The grant will provide $2 million to both Minnesota and Virginia to pilot the implementation of high-value and high-cost climate-smart practices in animal feeding operations. The pilot’s near-term impacts will be an estimated greenhouse gas benefit of 320,000 metric tons of carbon dioxide equivalent and a total environmental value of $220 million. The national program would have a benefit-to-cost ratio of 5:1, reaping a total environmental benefit of $440 billion, working under the assumption that multiple climate-smart practices are implemented on the same cropland acres and animal units after ten years of the program.
Producers will receive 50 percent of the payment upfront, 25 percent after implementation, and 25 percent after final reporting is completed. Limited-resource producers may be eligible for a 100 percent upfront payment.

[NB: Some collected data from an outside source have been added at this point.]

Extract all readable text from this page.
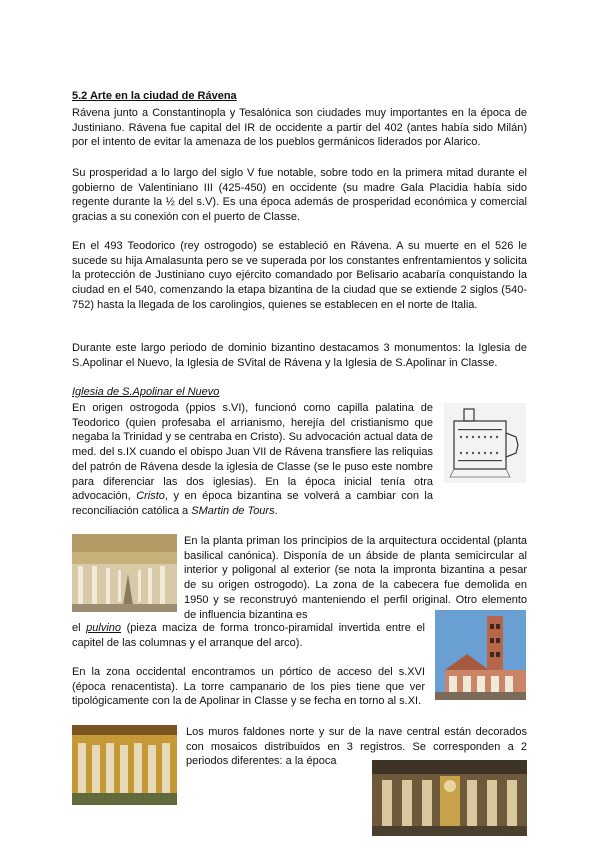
5.2 Arte en la ciudad de Rávena

Rávena junto a Constantinopla y Tesalónica son ciudades muy importantes en la época de Justiniano. Rávena fue capital del IR de occidente a partir del 402 (antes había sido Milán) por el intento de evitar la amenaza de los pueblos germánicos liderados por Alarico.

Su prosperidad a lo largo del siglo V fue notable, sobre todo en la primera mitad durante el gobierno de Valentiniano III (425-450) en occidente (su madre Gala Placidia había sido regente durante la ½ del s.V). Es una época además de prosperidad económica y comercial gracias a su conexión con el puerto de Classe.

En el 493 Teodorico (rey ostrogodo) se estableció en Rávena. A su muerte en el 526 le sucede su hija Amalasunta pero se ve superada por los constantes enfrentamientos y solicita la protección de Justiniano cuyo ejército comandado por Belisario acabaría conquistando la ciudad en el 540, comenzando la etapa bizantina de la ciudad que se extiende 2 siglos (540-752) hasta la llegada de los carolingios, quienes se establecen en el norte de Italia.

Durante este largo periodo de dominio bizantino destacamos 3 monumentos: la Iglesia de S.Apolinar el Nuevo, la Iglesia de SVital de Rávena y la Iglesia de S.Apolinar in Classe.

Iglesia de S.Apolinar el Nuevo

En origen ostrogoda (ppios s.VI), funcionó como capilla palatina de Teodorico (quien profesaba el arrianismo, herejía del cristianismo que negaba la Trinidad y se centraba en Cristo). Su advocación actual data de med. del s.IX cuando el obispo Juan VII de Rávena transfiere las reliquias del patrón de Rávena desde la iglesia de Classe (se le puso este nombre para diferenciar las dos iglesias). En la época inicial tenía otra advocación, Cristo, y en época bizantina se volverá a cambiar con la reconciliación católica a SMartin de Tours.

En la planta priman los principios de la arquitectura occidental (planta basilical canónica). Disponía de un ábside de planta semicircular al interior y poligonal al exterior (se nota la impronta bizantina a pesar de su origen ostrogodo). La zona de la cabecera fue demolida en 1950 y se reconstruyó manteniendo el perfil original. Otro elemento de influencia bizantina es

el pulvino (pieza maciza de forma tronco-piramidal invertida entre el capitel de las columnas y el arranque del arco).

En la zona occidental encontramos un pórtico de acceso del s.XVI (época renacentista). La torre campanario de los pies tiene que ver tipológicamente con la de Apolinar in Classe y se fecha en torno al s.XI.

Los muros faldones norte y sur de la nave central están decorados con mosaicos distribuidos en 3 registros. Se corresponden a 2 periodos diferentes: a la época
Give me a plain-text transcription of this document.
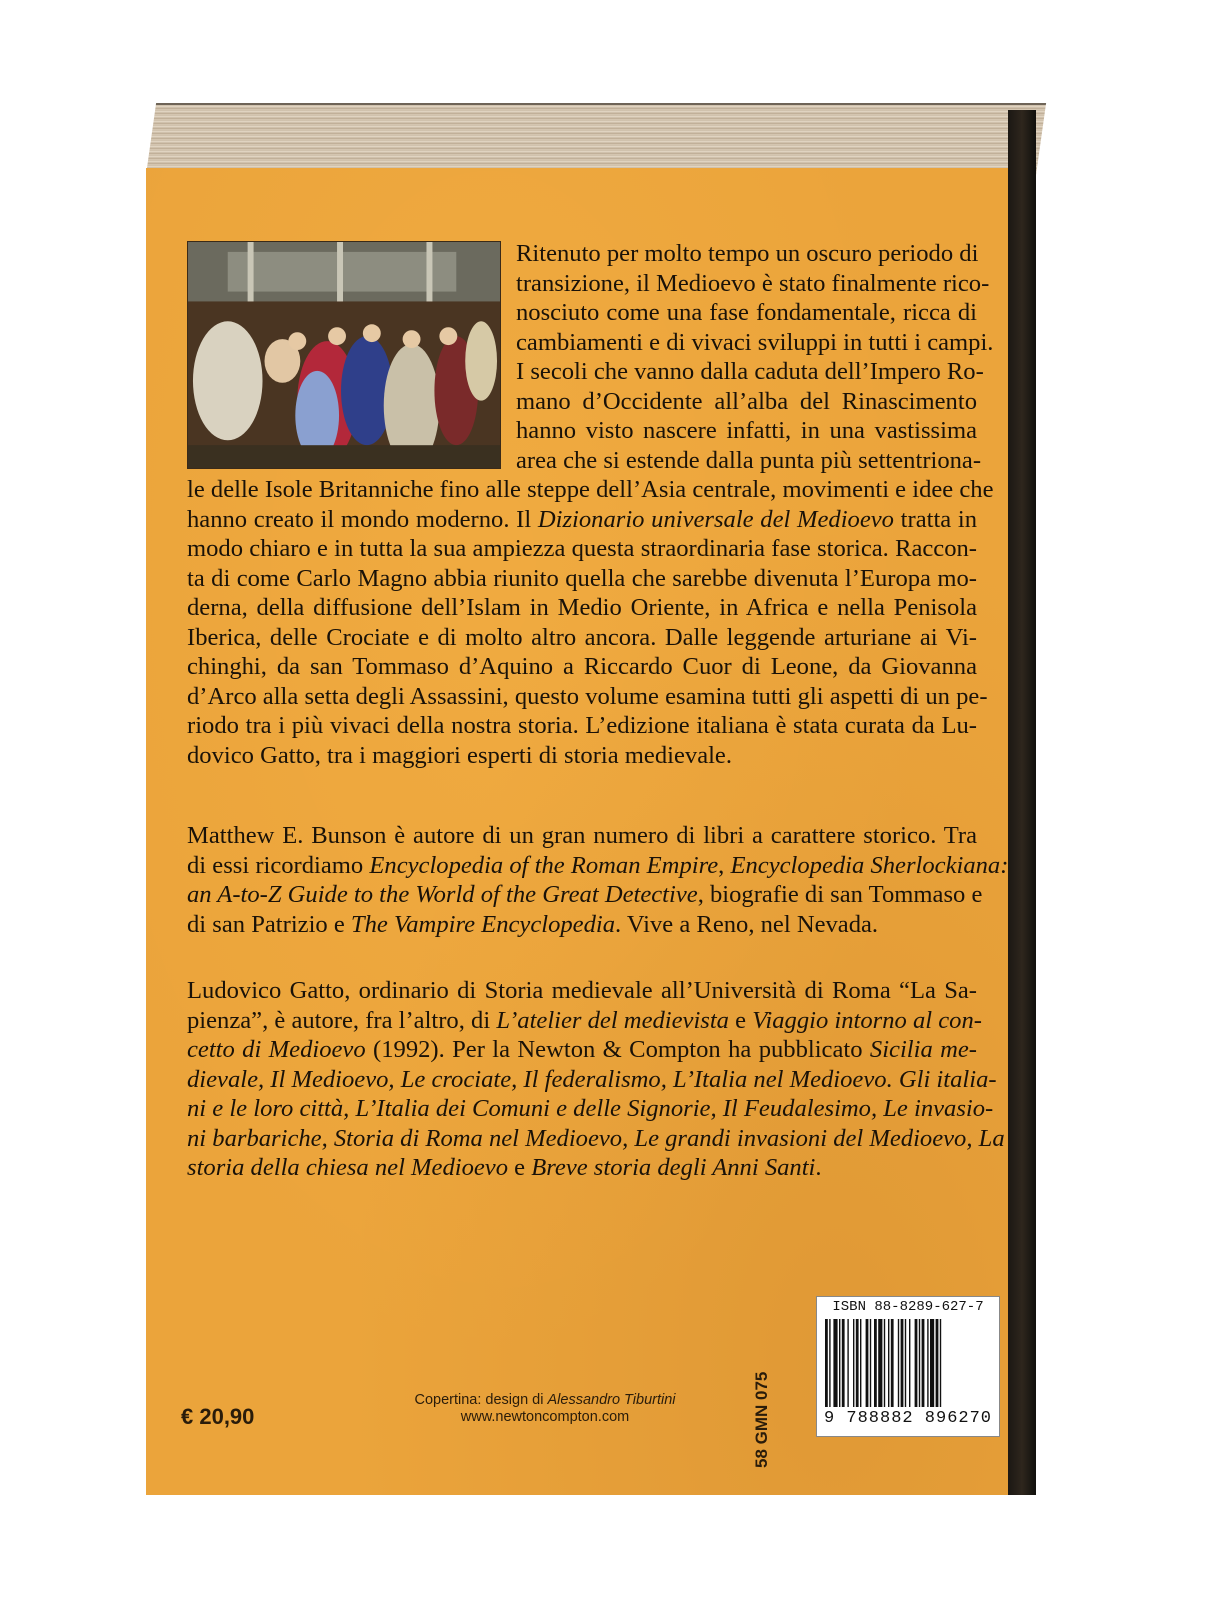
Ritenuto per molto tempo un oscuro periodo di
transizione, il Medioevo è stato finalmente rico-
nosciuto come una fase fondamentale, ricca di
cambiamenti e di vivaci sviluppi in tutti i campi.
I secoli che vanno dalla caduta dell’Impero Ro-
mano d’Occidente all’alba del Rinascimento
hanno visto nascere infatti, in una vastissima
area che si estende dalla punta più settentriona-
le delle Isole Britanniche fino alle steppe dell’Asia centrale, movimenti e idee che
hanno creato il mondo moderno. Il Dizionario universale del Medioevo tratta in
modo chiaro e in tutta la sua ampiezza questa straordinaria fase storica. Raccon-
ta di come Carlo Magno abbia riunito quella che sarebbe divenuta l’Europa mo-
derna, della diffusione dell’Islam in Medio Oriente, in Africa e nella Penisola
Iberica, delle Crociate e di molto altro ancora. Dalle leggende arturiane ai Vi-
chinghi, da san Tommaso d’Aquino a Riccardo Cuor di Leone, da Giovanna
d’Arco alla setta degli Assassini, questo volume esamina tutti gli aspetti di un pe-
riodo tra i più vivaci della nostra storia. L’edizione italiana è stata curata da Lu-
dovico Gatto, tra i maggiori esperti di storia medievale.
Matthew E. Bunson è autore di un gran numero di libri a carattere storico. Tra
di essi ricordiamo Encyclopedia of the Roman Empire, Encyclopedia Sherlockiana:
an A-to-Z Guide to the World of the Great Detective, biografie di san Tommaso e
di san Patrizio e The Vampire Encyclopedia. Vive a Reno, nel Nevada.
Ludovico Gatto, ordinario di Storia medievale all’Università di Roma “La Sa-
pienza”, è autore, fra l’altro, di L’atelier del medievista e Viaggio intorno al con-
cetto di Medioevo (1992). Per la Newton & Compton ha pubblicato Sicilia me-
dievale, Il Medioevo, Le crociate, Il federalismo, L’Italia nel Medioevo. Gli italia-
ni e le loro città, L’Italia dei Comuni e delle Signorie, Il Feudalesimo, Le invasio-
ni barbariche, Storia di Roma nel Medioevo, Le grandi invasioni del Medioevo, La
storia della chiesa nel Medioevo e Breve storia degli Anni Santi.
€ 20,90
Copertina: design di Alessandro Tiburtini
www.newtoncompton.com	58 GMN 075
ISBN 88-8289-627-7
9 788882 896270
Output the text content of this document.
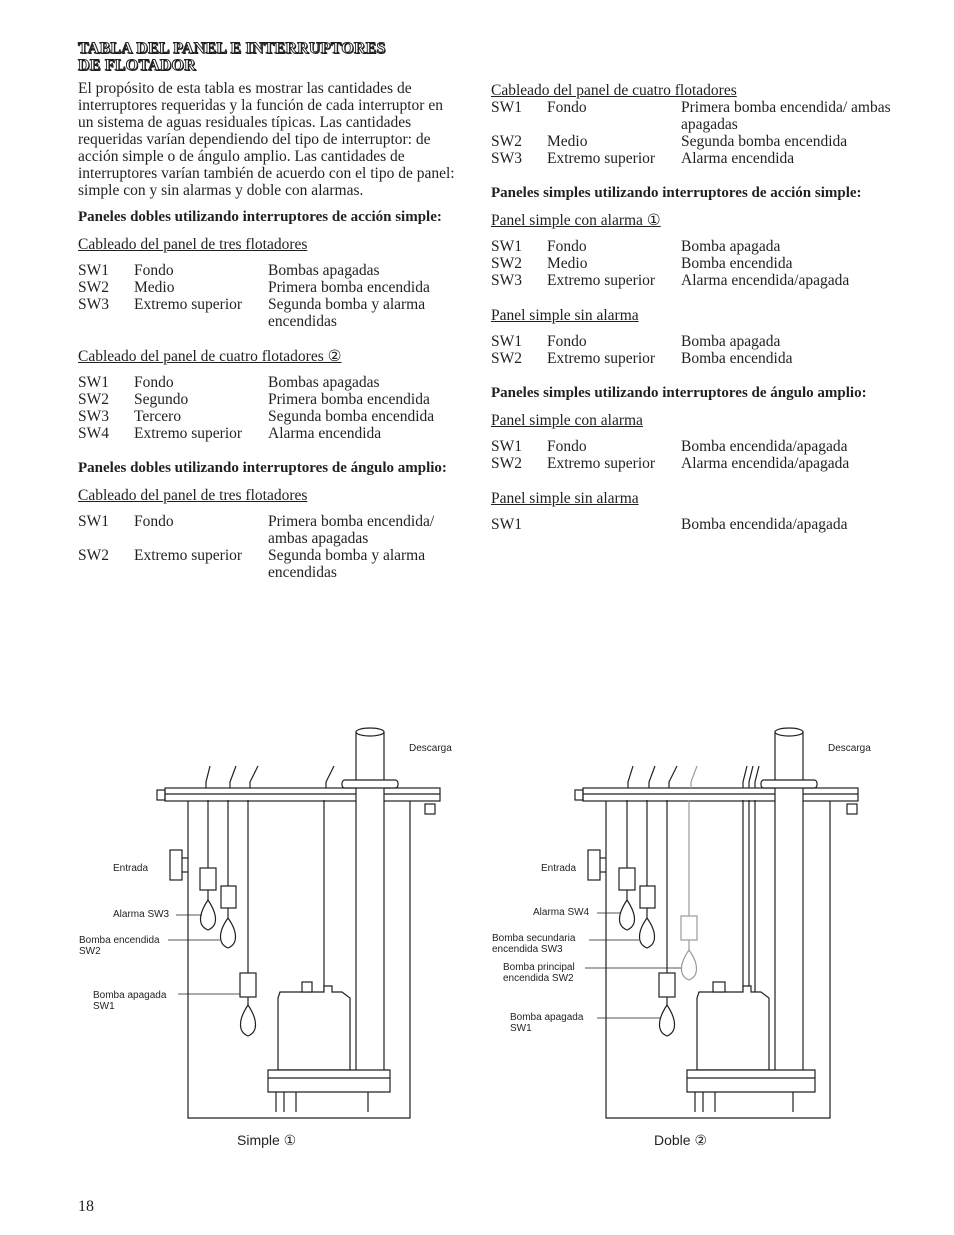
TABLA DEL PANEL E INTERRUPTORES
DE FLOTADOR

El propósito de esta tabla es mostrar las cantidades de interruptores requeridas y la función de cada interruptor en un sistema de aguas residuales típicas. Las cantidades requeridas varían dependiendo del tipo de interruptor: de acción simple o de ángulo amplio. Las cantidades de interruptores varían también de acuerdo con el tipo de panel: simple con y sin alarmas y doble con alarmas.

Paneles dobles utilizando interruptores de acción simple:

Cableado del panel de tres flotadores

SW1	Fondo	Bombas apagadas
SW2	Medio	Primera bomba encendida
SW3	Extremo superior	Segunda bomba y alarma encendidas

Cableado del panel de cuatro flotadores ②

SW1	Fondo	Bombas apagadas
SW2	Segundo	Primera bomba encendida
SW3	Tercero	Segunda bomba encendida
SW4	Extremo superior	Alarma encendida

Paneles dobles utilizando interruptores de ángulo amplio:

Cableado del panel de tres flotadores

SW1	Fondo	Primera bomba encendida/ ambas apagadas
SW2	Extremo superior	Segunda bomba y alarma encendidas

Cableado del panel de cuatro flotadores

SW1	Fondo	Primera bomba encendida/ ambas apagadas
SW2	Medio	Segunda bomba encendida
SW3	Extremo superior	Alarma encendida

Paneles simples utilizando interruptores de acción simple:

Panel simple con alarma ①

SW1	Fondo	Bomba apagada
SW2	Medio	Bomba encendida
SW3	Extremo superior	Alarma encendida/apagada

Panel simple sin alarma

SW1	Fondo	Bomba apagada
SW2	Extremo superior	Bomba encendida

Paneles simples utilizando interruptores de ángulo amplio:

Panel simple con alarma

SW1	Fondo	Bomba encendida/apagada
SW2	Extremo superior	Alarma encendida/apagada

Panel simple sin alarma

SW1		Bomba encendida/apagada
Descarga
Entrada
Alarma SW3
Bomba encendida
SW2
Bomba apagada
SW1
Simple ①
Descarga
Entrada
Alarma SW4
Bomba secundaria
encendida SW3
Bomba principal
encendida SW2
Bomba apagada
SW1
Doble ②
18
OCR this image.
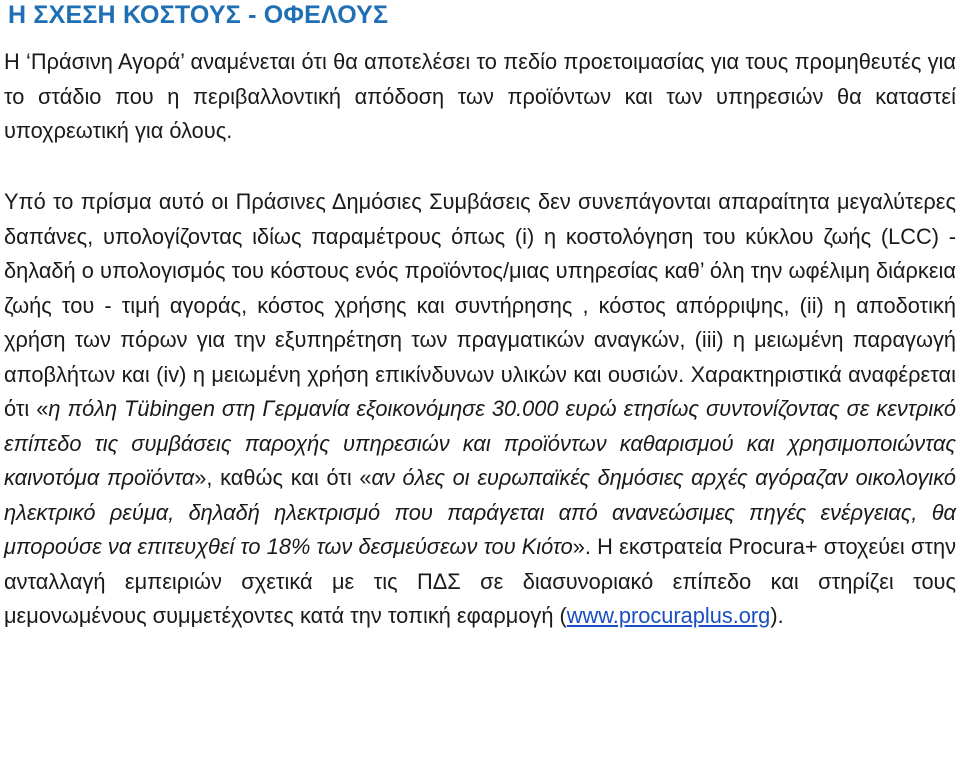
Η ΣΧΕΣΗ ΚΟΣΤΟΥΣ - ΟΦΕΛΟΥΣ

Η ‘Πράσινη Αγορά’ αναμένεται ότι θα αποτελέσει το πεδίο προετοιμασίας για τους προμηθευτές για το στάδιο που η περιβαλλοντική απόδοση των προϊόντων και των υπηρεσιών θα καταστεί υποχρεωτική για όλους.

Υπό το πρίσμα αυτό οι Πράσινες Δημόσιες Συμβάσεις δεν συνεπάγονται απαραίτητα μεγαλύτερες δαπάνες, υπολογίζοντας ιδίως παραμέτρους όπως (i) η κοστολόγηση του κύκλου ζωής (LCC) - δηλαδή ο υπολογισμός του κόστους ενός προϊόντος/μιας υπηρεσίας καθ’ όλη την ωφέλιμη διάρκεια ζωής του - τιμή αγοράς, κόστος χρήσης και συντήρησης , κόστος απόρριψης, (ii) η αποδοτική χρήση των πόρων για την εξυπηρέτηση των πραγματικών αναγκών, (iii) η μειωμένη παραγωγή αποβλήτων και (iv) η μειωμένη χρήση επικίνδυνων υλικών και ουσιών. Χαρακτηριστικά αναφέρεται ότι «η πόλη Tübingen στη Γερμανία εξοικονόμησε 30.000 ευρώ ετησίως συντονίζοντας σε κεντρικό επίπεδο τις συμβάσεις παροχής υπηρεσιών και προϊόντων καθαρισμού και χρησιμοποιώντας καινοτόμα προϊόντα», καθώς και ότι «αν όλες οι ευρωπαϊκές δημόσιες αρχές αγόραζαν οικολογικό ηλεκτρικό ρεύμα, δηλαδή ηλεκτρισμό που παράγεται από ανανεώσιμες πηγές ενέργειας, θα μπορούσε να επιτευχθεί το 18% των δεσμεύσεων του Κιότο». Η εκστρατεία Procura+ στοχεύει στην ανταλλαγή εμπειριών σχετικά με τις ΠΔΣ σε διασυνοριακό επίπεδο και στηρίζει τους μεμονωμένους συμμετέχοντες κατά την τοπική εφαρμογή (www.procuraplus.org).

Some of the climate-smart practices in the program include:
- Crop practices: Cover crops; no-till; reduced till; nutrient management, including precision nutrient management; conservation crop rotation; silvopasture; riparian forest buffer; riparian herbaceous cover.
- Rice practices: Residue management, no-till; residue management, reduced till; irrigation water management–alternate wetting and drying for water conservation in rice; conservation crop rotation; nutrient management, including precision application and/or advanced formulations.
- Livestock practices: Comprehensive nutrient and manure management plan and implementation; roofs and covers; waste separation facility; feed management to reduce enteric emissions; prescribed grazing; nutrient management; silvopasture.
Each state participating in the program will work with local conservation districts and partner with organizations to ensure underserved producers are part of the program. Virginia Tech will also work to ensure that program enrollment is statistically representative of the diversity of agricultural operations within each state.
If this project is adopted nationally, Congress could set a target for a minimum level of additional reductions to be achieved and grant USDA authority to raise payment terms for new practice adoption without creating an incentive to delay adoption.